Kai Meyer is a prolific fantasist. Not yet turned 40, he has already written 45 books, most of which demonstrate his self-professed ‘talent for fast-paced action writing’. It is not an empty boast: he is extremely popular in his native Germany and also in Japan and America.

He is well-served by his translator, Anthea Bell. This, his latest book to appear in English, reads naturally and easily. That said, it demands the resurrection of such old-fashioned terms as ‘swash-buckling’, ‘buccaneering’ and ‘pirate kings’ – for this is a tale of 17th-century daring-do, rum, cutlasses and canon fire set among the islands of the Caribbean. That’s the realistic part.
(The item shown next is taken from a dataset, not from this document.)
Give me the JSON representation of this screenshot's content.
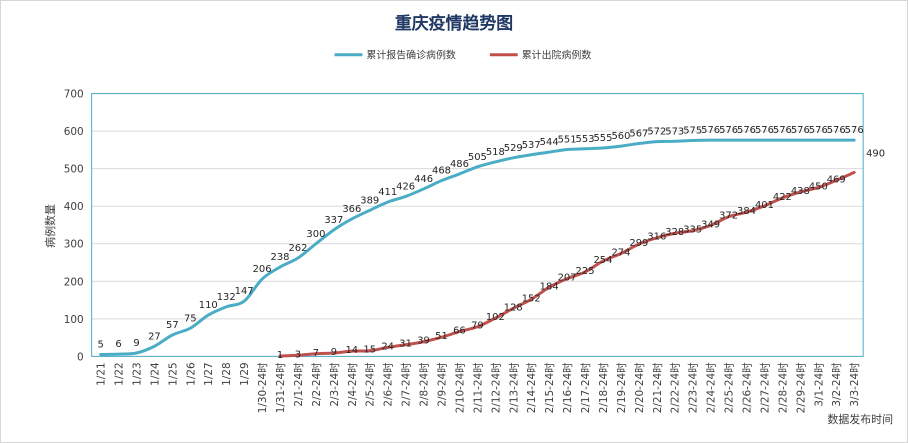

In this setting, we follow the two heroes, Jolly and Monk, who are teenage pollywiggles. Pollywiggles can run across the surface of the ocean, provided they don’t trip over the waves. Jolly’s protector pirate and his ship are seemingly done for by a ghostly galleon and poisonous spiders. She escapes in a hollowed-out ship’s figurehead to be rescued by Monk whose parents are then killed by a sea demon controlled by a malevolent force called the Maelstrom from a parallel world. In turn, Monk and Jolly escape thanks to the Ghost Trader – a character who trades not in slaves or ghosts but souls. That’s just the start.

For those like your present reviewer who prefer a smidgen of credibility even in their fantasies, the book simply doesn’t work. Nevertheless it comes with a bizarre assurance from its publisher that it meets ‘legal safety requirements’ – despite rather a lot of violence and under-age drinking.